3) In Section 2 / Issue 4, you introduce the notion of an expiration time. This, plus the fact that the origin might not start opting into isolation until the user already has some tabs open to that origin, poses some challenges for an origin existing in multiple states in the browser at the same time. You could even have two tabs with references to each other, which look same origin but one is considered isolated and the other isn't (as noted in 5.1.1, I guess). This seems like it could interact poorly with existing origin checks in the browser, which might pass if they don't check the "isolated" getter. Is there anything we can do to make these states less error-prone?

For example, we could force-reload all pages from an origin when it becomes isolated, and leave the isolation in place until the browser exits, even if it expires. That would be a way to default to more secure behavior, though it poses some risk of data loss from the force-reload. I don't have a great solution here, but I'm curious for your thoughts.

Yeah, this issue has been floating around (also see WICG/isolation#6) and I also don't have any great ideas. As you said, it's not specific to expiration times; regardless of how an origin opts in or out of isolation, there will inevitably be the possibility of two "same-origin" frames that are in fact not same-origin because the origin turned on isolation after the other loaded.

Force-reload doesn't seem terrible. There's some precedent for that in Clear-Site-Data: w3c.github.io/webappsec-clear-site-data/#grammardef-executioncontexts

I also wonder how terrible it would be to not worry about this and say that it's out of scope to recover from an attack that occurred prior to turning on isolation. Of course that diminishes the value of Isolate-Me significantly.

# Artur Janc (22 days ago)

On Fri, Apr 28, 2017 at 7:27 AM, Emily Stark estark@google.com wrote:

Thanks for the comments, Charlie.

On Wed, Apr 26, 2017 at 4:00 PM, Charlie Reis creis@google.com wrote:

A few other general questions from reading the current spec:

1) In Section 1.2, how do you plan to implement #2 (cross-origin iframes inside isolated.com can't access their ancestors)? I don't know of an existing mechanism for achieving that. 5.1.4 talks about window.top and window.parent, but those aren't the only ways to get to those frames-- you could also use frame names to find them (e.g., with window.open), and I wouldn't be surprised if there are more ways.

Ah, yes, I think you had warned me about this problem a while ago but it slipped my mind; sorry about that. Mike started a separate thread about this ("Breaking the opener relationship": lists.w 3.org/Archives/Public/public-webappsec/2017Apr/0071.html). Does that variant -- nuking specific properties of cross-orign windows like window.postMessage or window.frames -- strike you as more implementable?

>

There's also location.ancestorOrigins, which doesn't give you a reference to the ancestors but does tell you what their origins are. Is that a concern?

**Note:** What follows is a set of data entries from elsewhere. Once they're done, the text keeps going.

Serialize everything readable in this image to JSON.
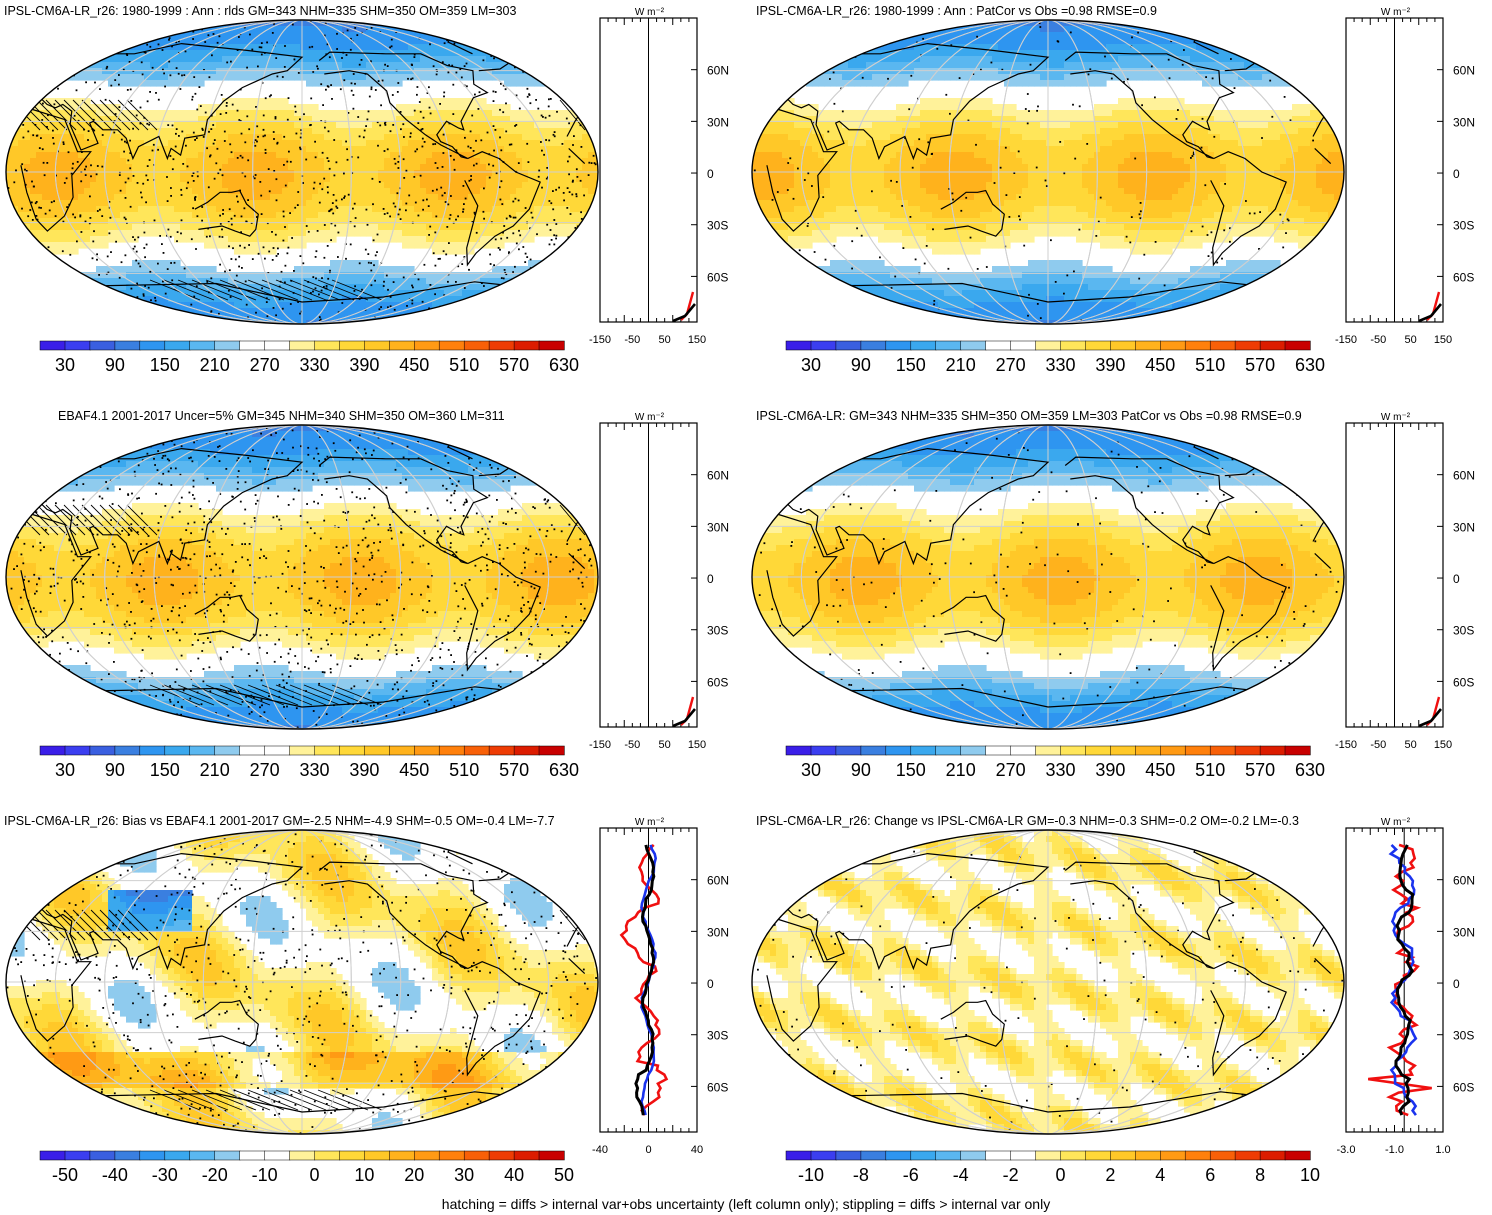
{
  "footer": "hatching = diffs > internal var+obs uncertainty (left column only); stippling = diffs > internal var only",
  "profile_unit": "W m⁻²",
  "lat_ticks": [
    "60N",
    "30N",
    "0",
    "30S",
    "60S"
  ],
  "panels": [
    {
      "title": "IPSL-CM6A-LR_r26: 1980-1999 : Ann : rlds GM=343 NHM=335 SHM=350 OM=359 LM=303",
      "colorbar_labels": [
        "30",
        "90",
        "150",
        "210",
        "270",
        "330",
        "390",
        "450",
        "510",
        "570",
        "630"
      ],
      "profile_ticks": [
        "-150",
        "-50",
        "50",
        "150"
      ],
      "palette": "abs"
    },
    {
      "title": "IPSL-CM6A-LR_r26: 1980-1999 : Ann : PatCor vs Obs =0.98 RMSE=0.9",
      "colorbar_labels": [
        "30",
        "90",
        "150",
        "210",
        "270",
        "330",
        "390",
        "450",
        "510",
        "570",
        "630"
      ],
      "profile_ticks": [
        "-150",
        "-50",
        "50",
        "150"
      ],
      "palette": "abs"
    },
    {
      "title": "EBAF4.1 2001-2017 Uncer=5% GM=345 NHM=340 SHM=350 OM=360 LM=311",
      "colorbar_labels": [
        "30",
        "90",
        "150",
        "210",
        "270",
        "330",
        "390",
        "450",
        "510",
        "570",
        "630"
      ],
      "profile_ticks": [
        "-150",
        "-50",
        "50",
        "150"
      ],
      "palette": "abs"
    },
    {
      "title": "IPSL-CM6A-LR: GM=343 NHM=335 SHM=350 OM=359 LM=303 PatCor vs Obs =0.98 RMSE=0.9",
      "colorbar_labels": [
        "30",
        "90",
        "150",
        "210",
        "270",
        "330",
        "390",
        "450",
        "510",
        "570",
        "630"
      ],
      "profile_ticks": [
        "-150",
        "-50",
        "50",
        "150"
      ],
      "palette": "abs"
    },
    {
      "title": "IPSL-CM6A-LR_r26: Bias vs EBAF4.1 2001-2017 GM=-2.5 NHM=-4.9 SHM=-0.5 OM=-0.4 LM=-7.7",
      "colorbar_labels": [
        "-50",
        "-40",
        "-30",
        "-20",
        "-10",
        "0",
        "10",
        "20",
        "30",
        "40",
        "50"
      ],
      "profile_ticks": [
        "-40",
        "0",
        "40"
      ],
      "palette": "bias"
    },
    {
      "title": "IPSL-CM6A-LR_r26: Change vs IPSL-CM6A-LR GM=-0.3 NHM=-0.3 SHM=-0.2 OM=-0.2 LM=-0.3",
      "colorbar_labels": [
        "-10",
        "-8",
        "-6",
        "-4",
        "-2",
        "0",
        "2",
        "4",
        "6",
        "8",
        "10"
      ],
      "profile_ticks": [
        "-3.0",
        "-1.0",
        "1.0"
      ],
      "palette": "change"
    }
  ],
  "colors": {
    "abs": [
      "#3a1ee8",
      "#3b3ef0",
      "#3a5fe0",
      "#3a7fe0",
      "#2e95f0",
      "#3aa8ee",
      "#5ab7f0",
      "#8fcbee",
      "#ffffff",
      "#ffffff",
      "#fff29a",
      "#ffe65a",
      "#ffd838",
      "#ffc828",
      "#ffb21c",
      "#ff9a14",
      "#ff800c",
      "#f86008",
      "#ee3c04",
      "#dc1c00",
      "#c80000"
    ],
    "bias": [
      "#3a1ee8",
      "#3b3ef0",
      "#3a5fe0",
      "#3a7fe0",
      "#2e95f0",
      "#3aa8ee",
      "#5ab7f0",
      "#8fcbee",
      "#ffffff",
      "#ffffff",
      "#fff29a",
      "#ffe65a",
      "#ffd838",
      "#ffc828",
      "#ffb21c",
      "#ff9a14",
      "#ff800c",
      "#f86008",
      "#ee3c04",
      "#dc1c00",
      "#c80000"
    ],
    "change": [
      "#3a1ee8",
      "#3b3ef0",
      "#3a5fe0",
      "#3a7fe0",
      "#2e95f0",
      "#3aa8ee",
      "#5ab7f0",
      "#8fcbee",
      "#ffffff",
      "#ffffff",
      "#fff29a",
      "#ffe65a",
      "#ffd838",
      "#ffc828",
      "#ffb21c",
      "#ff9a14",
      "#ff800c",
      "#f86008",
      "#ee3c04",
      "#dc1c00",
      "#c80000"
    ],
    "line_black": "#000000",
    "line_blue": "#1a33ee",
    "line_red": "#f01010"
  }
}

Hmm. Artur, do you have any thoughts on this in terms of real-world attack vectors?

I can't think of anything interesting an attacker could do with location.ancestorOrigins. In general, I'm also less worried about attacks from iframed content given the amount of control the developer has over the resources they decide to embed; however, if we're concerned about this we could think of requiring cross-origin frames in isolated documents to be sandboxed with some reasonable set of flags.